OAO Magnit, Russia's second-largest supermarket chain by sales, said first-half profit soared more than five times as the company added new stores and rising wages helped lift food sales in existing outlets.
Net income surged to $20.9 million from $4.1 million a year earlier, the Krasnodar, Russia-based company said today in an e- mailed statement. Sales advanced 55 percent to $1.07 billion, in earnings to International Financial Reporting Standards.
Magnit added 182 new discount supermarkets and won more customers at existing stores as Russia's eighth year of economic growth boosted consumer spending. The company started the year with 1,500 outlets. Like-for-like sales, or revenue at stores open at least a year, advanced 12 percent in ruble terms, excluding value added taxation.

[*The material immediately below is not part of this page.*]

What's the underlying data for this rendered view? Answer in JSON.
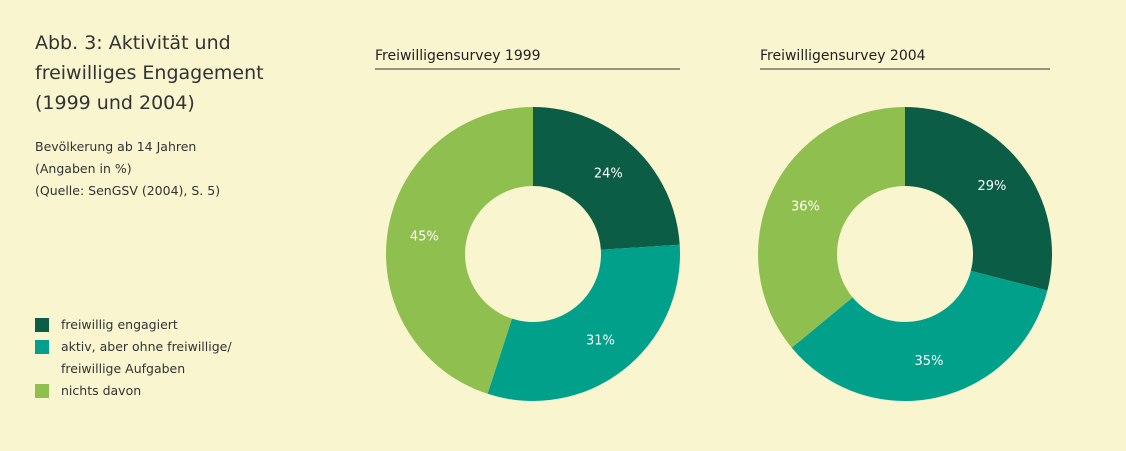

That allowed the company ``to comfortably upgrade our full year net sales expectations to $2.39 billion, excluding VAT,'' Chief Executive Officer Sergey Galitskiy said in today's statement.
The company's previous forecast was $2.3 billion for this year's revenue, excluding VAT, according to a prospectus issued by Deutsche Bank AG's Russian brokerage that organized the retailer's April initial public offering. Sales in 2005 totaled $1.58 billion.
Magnit shares rose 50 cents, or 1.8 percent, to a record $29 on the Russian Trading System in Moscow, valuing the company at $2.1 billion. The stock has advanced 7.4 percent since the April 27 IPO, which raised $368 million for the company and its main owners.
Operating expenses, excluding rent, totaled 10 percent of sales, more than the company's target. The grocer aims to cut costs by shifting to longer-term rent agreements and is buying property with funds raised from the IPO, it said today.
The company also plans to open hypermarkets ``to get access to the broader base of consumers'' and will start construction on the ``six best sites in our home markets'' in September.
Magnit has outlets in more than 470 towns, most of them located in Russia's southern, central and Volga regions, and some in the northwest and the Urals. The grocer aims to open at least 250 stores annually and is focusing on cities with populations of less than 500,000 to reach consumers with average incomes, according to its Web site.